If you attend treatment, whether inpatient or outpatient, you learn that disagreeing or questioning recovery ideology in any way results in confrontation. You also learn that those who talk the talk get more privileges in treatment (trips off-site of the rehab, visitation and communication privileges, friendship with staff, etc.). They also get glowing reports sent to family, courts, and probation officers. Dissenters do not get these benefits. They may even get bad reports or recommendations to courts or families that their treatment should be extended. They are said to be “in denial,” and it is predicted that they will relapse.

When coercive arrangements are in play, there can be a lot riding on whether you agree to start identifying yourself as a powerless addict or not. Jail time, driver’s licenses, professional licenses (e.g., a doctor’s license), housing, child custody, marriages, and whatever other myriad things the legal system, parents, and spouses control can be on the line. To win, you must talk the talk. Thus, these arrangements incentivize you to start speaking like an addict, and in the process, you just might start believing your own press.

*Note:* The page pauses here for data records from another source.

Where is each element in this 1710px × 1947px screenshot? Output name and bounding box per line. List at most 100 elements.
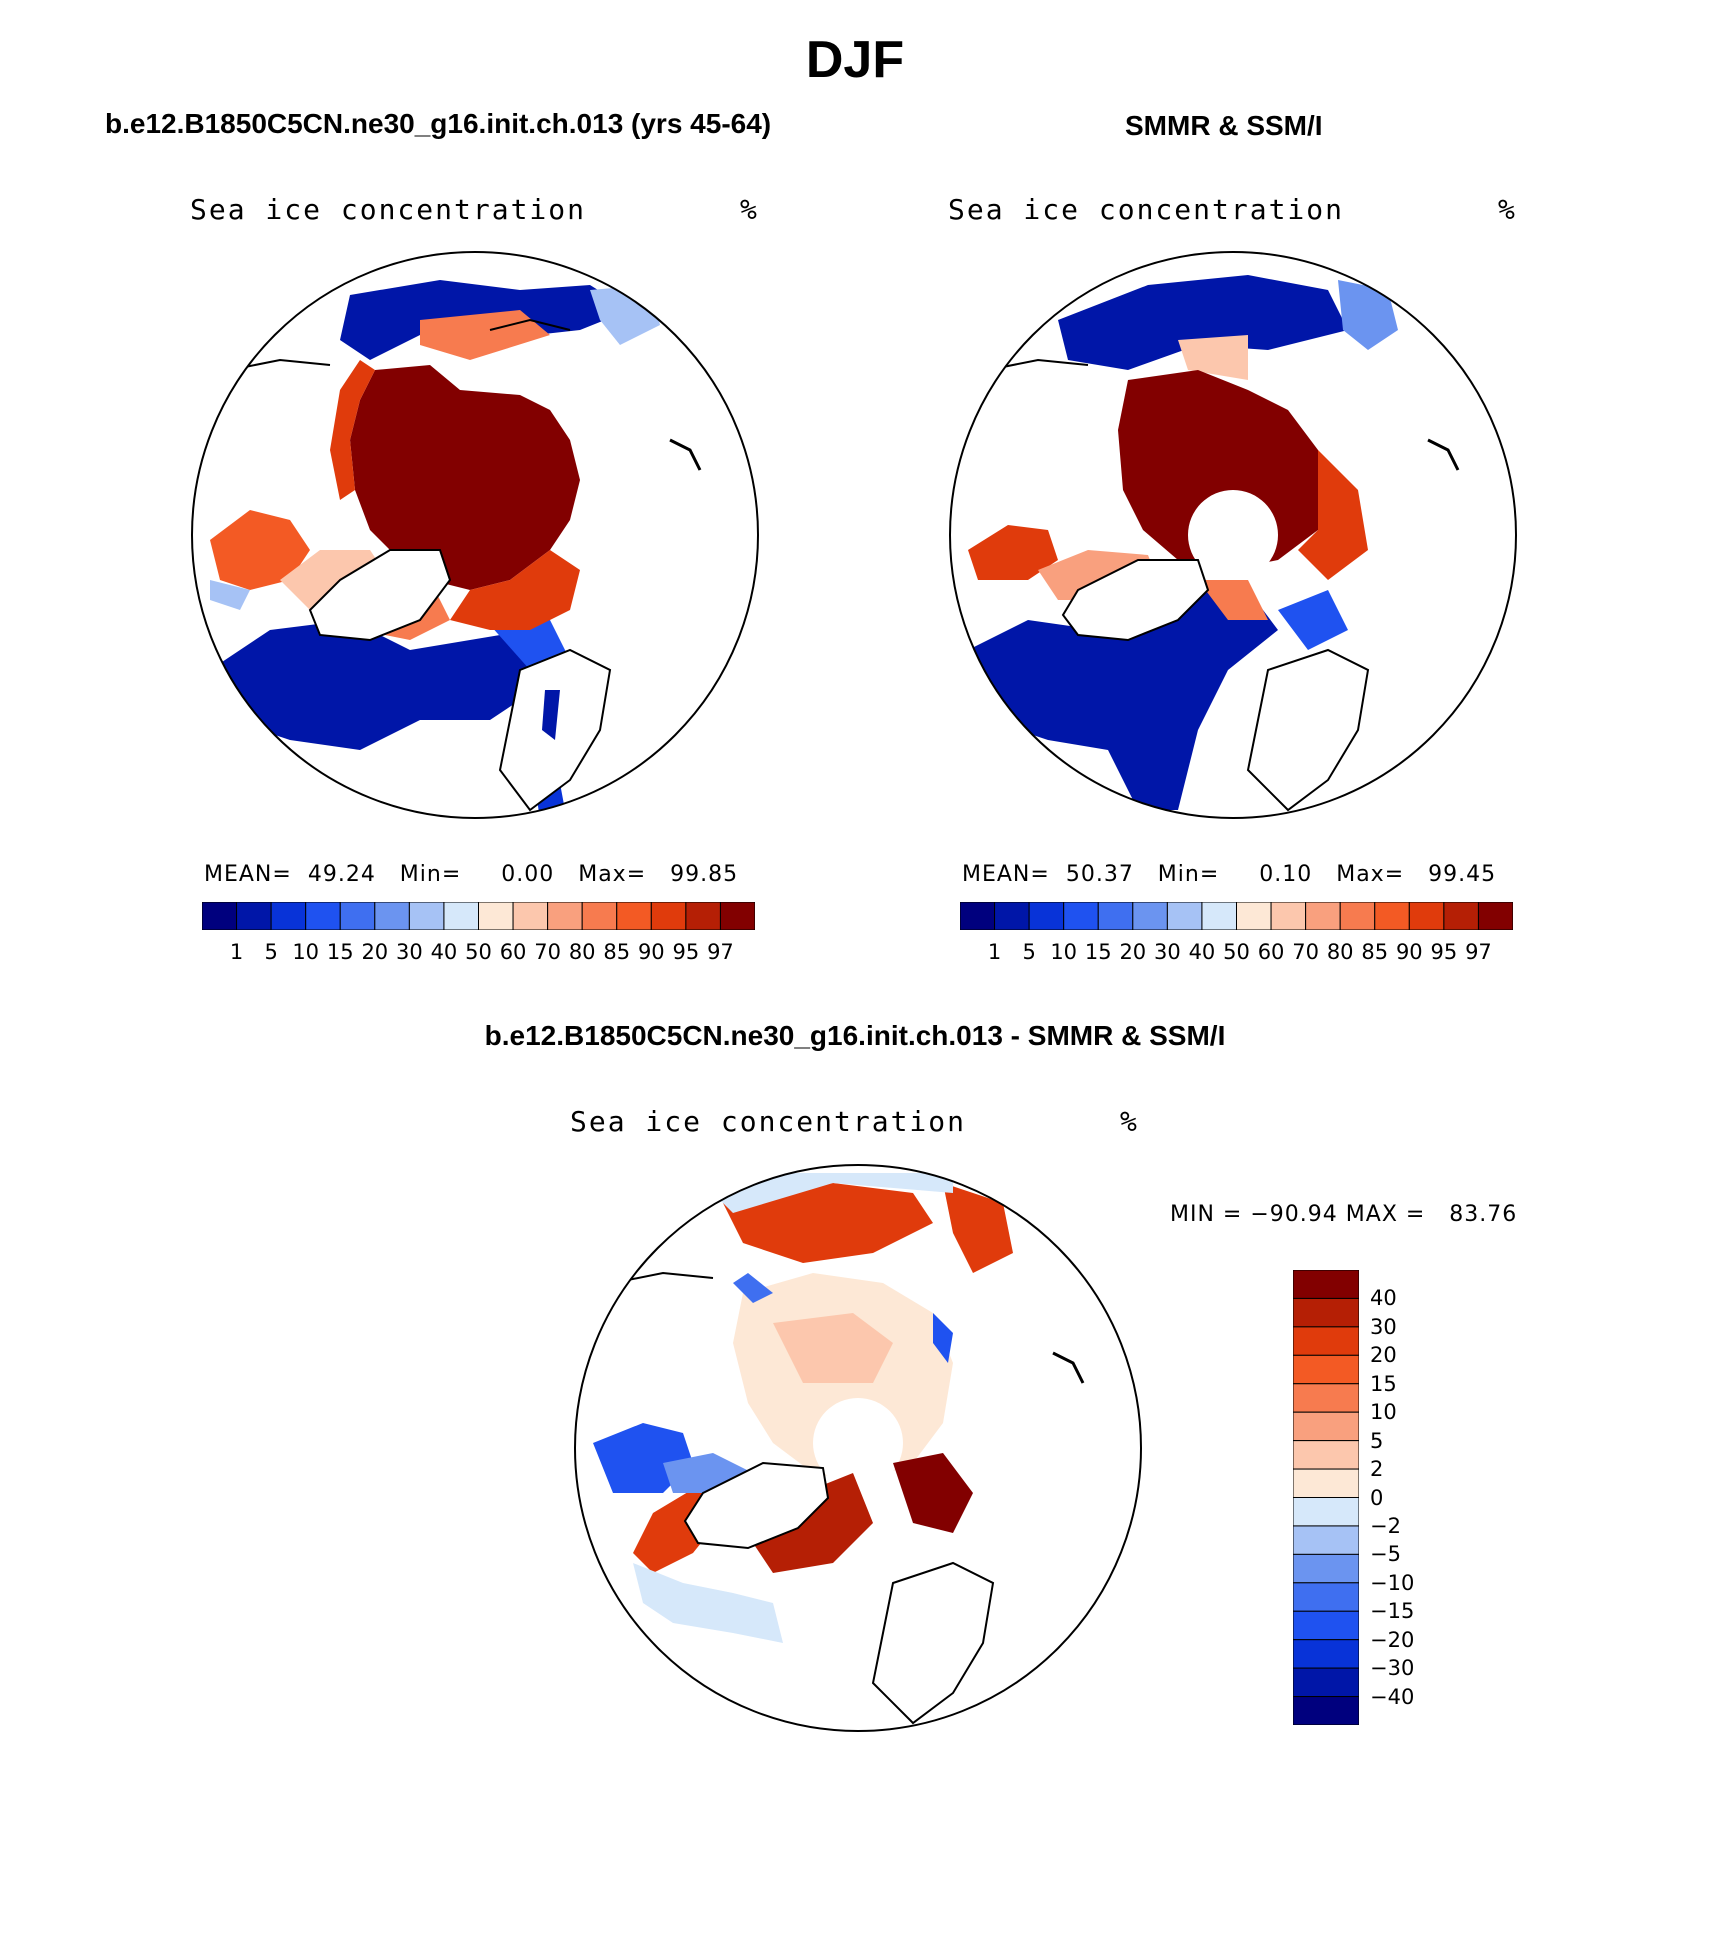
panel-2-colorbar-swatch bbox=[1477, 902, 1513, 930]
panel-1-heading: b.e12.B1850C5CN.ne30_g16.init.ch.013 (yr… bbox=[105, 108, 772, 139]
panel-2-colorbar-swatch bbox=[994, 902, 1030, 930]
panel-3-colorbar-tick-label: 10 bbox=[1370, 1400, 1397, 1425]
panel-3-colorbar-swatch bbox=[1293, 1326, 1359, 1356]
panel-1-colorbar-swatch bbox=[616, 902, 652, 930]
panel-3-colorbar-swatch bbox=[1293, 1696, 1359, 1725]
panel-3-colorbar-swatch bbox=[1293, 1497, 1359, 1527]
panel-1-min-label: Min= bbox=[399, 862, 462, 887]
panel-3-colorbar-swatch bbox=[1293, 1468, 1359, 1498]
panel-3-colorbar-tick-label: 5 bbox=[1370, 1428, 1384, 1453]
panel-3-colorbar-tick-label: −20 bbox=[1370, 1627, 1415, 1652]
panel-1-colorbar-swatch bbox=[581, 902, 618, 930]
panel-2-colorbar-swatch bbox=[1339, 902, 1376, 930]
panel-1-colorbar-tick-label: 70 bbox=[534, 940, 561, 964]
panel-1-colorbar-ticks: 1 5 10 15 20 30 40 50 60 70 80 85 90 95 97 bbox=[202, 940, 755, 966]
panel-1-colorbar bbox=[202, 902, 755, 930]
panel-3-colorbar-tick-label: 15 bbox=[1370, 1371, 1397, 1396]
panel-2-colorbar-swatch bbox=[960, 902, 996, 930]
panel-1-colorbar-tick-label: 80 bbox=[568, 940, 596, 964]
panel-3-colorbar-swatch bbox=[1293, 1354, 1359, 1385]
panel-2-heading: SMMR & SSM/I bbox=[1125, 110, 1323, 141]
panel-1-colorbar-tick-label: 40 bbox=[430, 940, 458, 964]
panel-3-colorbar bbox=[1293, 1270, 1359, 1725]
panel-2-field-label: Sea ice concentration bbox=[948, 193, 1345, 226]
panel-2-max-value: 99.45 bbox=[1428, 862, 1497, 887]
panel-3-colorbar-tick-label: −30 bbox=[1370, 1656, 1415, 1681]
panel-3-colorbar-swatch bbox=[1293, 1582, 1359, 1612]
panel-3-colorbar-swatch bbox=[1293, 1270, 1359, 1299]
panel-2-colorbar-swatch bbox=[1408, 902, 1445, 930]
panel-3-max-label: MAX = bbox=[1345, 1202, 1426, 1227]
panel-1-stats: MEAN= 49.24 Min= 0.00 Max= 99.85 bbox=[204, 862, 738, 887]
panel-1-max-value: 99.85 bbox=[670, 862, 739, 887]
panel-2-colorbar-tick-label: 1 bbox=[987, 940, 1002, 964]
panel-1-colorbar-swatch bbox=[443, 902, 479, 930]
panel-3-colorbar-ticks: 40 30 20 15 10 5 2 0 −2 −5 −10 −15 −20 −30 −40 bbox=[1370, 1270, 1470, 1725]
panel-1-colorbar-tick-label: 10 bbox=[292, 940, 320, 964]
panel-2-colorbar-swatch bbox=[1270, 902, 1307, 930]
panel-1-colorbar-tick-label: 30 bbox=[396, 940, 423, 964]
panel-2-colorbar-tick-label: 80 bbox=[1326, 940, 1354, 964]
panel-1-colorbar-tick-label: 95 bbox=[672, 940, 700, 964]
panel-3-colorbar-swatch bbox=[1293, 1411, 1359, 1442]
panel-2-colorbar-swatch bbox=[1166, 902, 1203, 930]
panel-2-colorbar-swatch bbox=[1374, 902, 1410, 930]
panel-3-stats: MIN = −90.94 MAX = 83.76 bbox=[1170, 1202, 1517, 1227]
panel-1-colorbar-swatch bbox=[374, 902, 410, 930]
panel-3-colorbar-tick-label: 2 bbox=[1370, 1457, 1384, 1482]
panel-2-stats: MEAN= 50.37 Min= 0.10 Max= 99.45 bbox=[962, 862, 1496, 887]
panel-3-map bbox=[574, 1164, 1142, 1732]
panel-3-colorbar-swatch bbox=[1293, 1667, 1359, 1698]
panel-2-colorbar-ticks: 1 5 10 15 20 30 40 50 60 70 80 85 90 95 97 bbox=[960, 940, 1513, 966]
panel-3-colorbar-swatch bbox=[1293, 1610, 1359, 1641]
panel-2-colorbar-tick-label: 50 bbox=[1223, 940, 1250, 964]
panel-3-colorbar-tick-label: −5 bbox=[1370, 1542, 1401, 1567]
panel-2-colorbar-tick-label: 10 bbox=[1050, 940, 1078, 964]
panel-2-map bbox=[949, 251, 1517, 819]
panel-2-colorbar-tick-label: 20 bbox=[1119, 940, 1147, 964]
panel-2-colorbar-tick-label: 30 bbox=[1154, 940, 1181, 964]
panel-1-colorbar-swatch bbox=[408, 902, 445, 930]
panel-1-min-value: 0.00 bbox=[501, 862, 555, 887]
panel-2-colorbar-swatch bbox=[1063, 902, 1099, 930]
panel-2-colorbar-tick-label: 97 bbox=[1465, 940, 1492, 964]
panel-2-colorbar-swatch bbox=[1443, 902, 1479, 930]
panel-2-colorbar bbox=[960, 902, 1513, 930]
panel-1-colorbar-swatch bbox=[305, 902, 341, 930]
panel-1-field-label: Sea ice concentration bbox=[190, 193, 587, 226]
panel-3-colorbar-swatch bbox=[1293, 1383, 1359, 1413]
panel-2-mean-value: 50.37 bbox=[1065, 862, 1134, 887]
panel-3-colorbar-tick-label: −15 bbox=[1370, 1599, 1415, 1624]
panel-2-colorbar-tick-label: 60 bbox=[1257, 940, 1285, 964]
panel-3-colorbar-swatch bbox=[1293, 1639, 1359, 1669]
panel-2-colorbar-swatch bbox=[1236, 902, 1272, 930]
panel-2-colorbar-swatch bbox=[1201, 902, 1237, 930]
panel-2-colorbar-swatch bbox=[1305, 902, 1341, 930]
panel-1-colorbar-tick-label: 50 bbox=[465, 940, 492, 964]
figure-title: DJF bbox=[805, 31, 905, 89]
panel-3-colorbar-swatch bbox=[1293, 1525, 1359, 1555]
panel-3-colorbar-tick-label: −2 bbox=[1370, 1513, 1401, 1538]
panel-1-max-label: Max= bbox=[578, 862, 647, 887]
panel-1-colorbar-tick-label: 20 bbox=[361, 940, 389, 964]
panel-2-min-value: 0.10 bbox=[1259, 862, 1313, 887]
panel-1-map bbox=[191, 251, 759, 819]
panel-2-colorbar-tick-label: 15 bbox=[1084, 940, 1112, 964]
panel-1-colorbar-tick-label: 85 bbox=[603, 940, 631, 964]
panel-2-colorbar-swatch bbox=[1028, 902, 1065, 930]
panel-2-colorbar-tick-label: 85 bbox=[1361, 940, 1389, 964]
panel-1-colorbar-tick-label: 1 bbox=[229, 940, 244, 964]
panel-1-colorbar-swatch bbox=[202, 902, 238, 930]
panel-1-colorbar-swatch bbox=[719, 902, 755, 930]
panel-3-colorbar-tick-label: 40 bbox=[1370, 1286, 1397, 1311]
panel-1-colorbar-swatch bbox=[512, 902, 549, 930]
panel-2-min-label: Min= bbox=[1157, 862, 1220, 887]
panel-2-mean-label: MEAN= bbox=[962, 862, 1050, 887]
panel-2-colorbar-tick-label: 95 bbox=[1430, 940, 1458, 964]
panel-3-max-value: 83.76 bbox=[1449, 1202, 1518, 1227]
panel-3-min-value: −90.94 bbox=[1250, 1202, 1338, 1227]
panel-3-colorbar-tick-label: −10 bbox=[1370, 1570, 1415, 1595]
panel-3-colorbar-swatch bbox=[1293, 1297, 1359, 1328]
panel-2-colorbar-tick-label: 40 bbox=[1188, 940, 1216, 964]
panel-3-units: % bbox=[1120, 1105, 1139, 1138]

We don’t intend to give the impression that everyone who goes to treatment becomes a diabolical liar, flipping the script to his or her advantage; nor do we intend to suggest that people are helpless victims of these circumstances. These incentives are just one more factor that makes identifying as an addict seem like the only rational choice at the time. The system encourages substance users to see themselves in this way. The incentives combined with the recovery ideology, the playground effect, and the emotional puzzle of shame all play off each other to create a trap that’s easy to fall into.”